When I was a kid, the adult in the front of the class made the weather for me. I’m not proud of this, but I have to confess that I “rewarded” teachers I connected with by giving them my best effort. And, foolish as it now seems, I “punished” teachers who didn’t seem to care about me, or the subject matter, by putting in a perfunctory effort. If they were only going through the motions, well then by golly, so would I! (As a matter of fact, I so severely “punished” my high school chemistry teacher that I almost sent myself to summer school!)
As I leave Upper Canada College after 12 years, I remind myself of the importance of relationships. There is a line in the UCC school hymn that describes the Almighty as being “slow to chide and swift to bless.” I applaud our Higher Power for this good habit. Knowing when to chide and when to bless is a key insight, because Lord knows (and we should too), that if you were so inclined, you could “chide” all day long – in every school you care to name!

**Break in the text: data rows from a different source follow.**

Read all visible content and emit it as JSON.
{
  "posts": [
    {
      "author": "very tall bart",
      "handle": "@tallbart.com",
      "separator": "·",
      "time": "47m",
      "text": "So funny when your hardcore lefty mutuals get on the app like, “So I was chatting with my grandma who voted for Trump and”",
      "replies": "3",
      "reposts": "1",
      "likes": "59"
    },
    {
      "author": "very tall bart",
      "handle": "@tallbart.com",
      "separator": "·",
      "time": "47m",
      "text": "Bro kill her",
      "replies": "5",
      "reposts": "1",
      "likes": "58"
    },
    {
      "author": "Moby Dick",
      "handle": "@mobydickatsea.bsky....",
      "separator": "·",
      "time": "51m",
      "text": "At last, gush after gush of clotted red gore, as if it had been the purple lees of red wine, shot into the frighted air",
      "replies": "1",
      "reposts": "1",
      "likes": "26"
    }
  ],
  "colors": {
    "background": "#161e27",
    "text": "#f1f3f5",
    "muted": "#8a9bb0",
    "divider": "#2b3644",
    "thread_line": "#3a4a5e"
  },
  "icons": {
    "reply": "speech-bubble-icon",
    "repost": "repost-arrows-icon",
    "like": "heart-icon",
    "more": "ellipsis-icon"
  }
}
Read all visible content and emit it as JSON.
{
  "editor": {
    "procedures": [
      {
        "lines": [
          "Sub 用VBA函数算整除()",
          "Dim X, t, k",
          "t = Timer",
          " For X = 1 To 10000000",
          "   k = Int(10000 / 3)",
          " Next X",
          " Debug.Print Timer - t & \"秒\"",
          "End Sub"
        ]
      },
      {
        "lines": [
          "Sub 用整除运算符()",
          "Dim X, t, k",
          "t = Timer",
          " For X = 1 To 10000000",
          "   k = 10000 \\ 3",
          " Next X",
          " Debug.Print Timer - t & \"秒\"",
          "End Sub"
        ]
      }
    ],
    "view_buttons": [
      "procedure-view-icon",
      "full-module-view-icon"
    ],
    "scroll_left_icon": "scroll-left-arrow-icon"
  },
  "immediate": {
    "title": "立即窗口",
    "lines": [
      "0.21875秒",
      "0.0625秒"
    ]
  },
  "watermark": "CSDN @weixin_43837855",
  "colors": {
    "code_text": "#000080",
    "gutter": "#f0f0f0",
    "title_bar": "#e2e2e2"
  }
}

Adolescents need to be blessed, swiftly and meaningfully, on a regular basis. They need to be encouraged, acknowledged, and occasionally even celebrated, because those years can be scary and unsettling ones. The stormy seas of physical, mental, and emotional changes kids sometimes swim in can rob them of the kind of quiet self-assurance they’ll need to eventually join a workplace, or a school club, or even a conversation.
Photo: Jim Power’s high school graduation photograph, 1976, back in the era when he “rewarded” and “punished” his high school teachers.